British health and beauty retailer

GR & MM Blackledge plc (trading as Bodycare) was a British health and beauty retailer, founded in 1970, which had 130 stores in the United Kingdom.

== History ==
In 1970, Bodycare was founded by Graham and Margaret Blackledge as a market stall in Lancashire.

The Blackledges sold Bodycare to Baaj Capital in 2022. In June 2023, Baaj Capital announced it would engage in expanding its estate in Southern England, and would introduce a loyalty card.

On 26 August 2025, it was announced that Bodycare was on the brink of collapse. On 5 September 2025, it was announced that the company had entered administration; 32 of the 147 retail stores it owns faced immediate closure, leading to 450 job losses. A further 30 store closures were announced two weeks later. With no buyer being found, on September 22, it was announced that all remaining stores would close by the September 27.
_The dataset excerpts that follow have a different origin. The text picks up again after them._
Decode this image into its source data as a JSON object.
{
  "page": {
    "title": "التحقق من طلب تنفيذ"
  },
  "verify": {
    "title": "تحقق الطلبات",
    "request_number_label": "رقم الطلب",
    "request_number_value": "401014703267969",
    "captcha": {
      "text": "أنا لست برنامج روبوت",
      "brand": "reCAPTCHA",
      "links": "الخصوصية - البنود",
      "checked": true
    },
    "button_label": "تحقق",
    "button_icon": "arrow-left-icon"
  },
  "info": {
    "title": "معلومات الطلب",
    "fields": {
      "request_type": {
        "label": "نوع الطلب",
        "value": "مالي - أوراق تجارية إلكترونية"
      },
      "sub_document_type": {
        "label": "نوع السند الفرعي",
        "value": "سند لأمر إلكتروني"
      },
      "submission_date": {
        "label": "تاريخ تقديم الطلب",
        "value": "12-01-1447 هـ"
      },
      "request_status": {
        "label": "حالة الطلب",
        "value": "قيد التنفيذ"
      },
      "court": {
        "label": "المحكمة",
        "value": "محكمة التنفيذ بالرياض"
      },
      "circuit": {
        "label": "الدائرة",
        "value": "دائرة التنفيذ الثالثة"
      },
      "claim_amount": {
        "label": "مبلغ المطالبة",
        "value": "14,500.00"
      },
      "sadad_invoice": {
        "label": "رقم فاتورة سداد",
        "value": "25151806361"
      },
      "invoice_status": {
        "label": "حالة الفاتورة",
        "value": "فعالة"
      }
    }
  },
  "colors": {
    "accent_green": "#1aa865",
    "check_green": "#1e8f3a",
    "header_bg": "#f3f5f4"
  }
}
Bodycare was then acquired out of administration by an investment group in October 2025, led by Charles Denton, former CEO of The Body Shop and Molton Brown.
Bodycare announced that it would begin reopening locations in early 2026 under the new ownership. The deal transfers the brand and its intellectual property to Denton’s investment group, though financial details were not disclosed. Plans include relaunching 30–50 stores in the first half of 2026, beginning in the Northwest of England.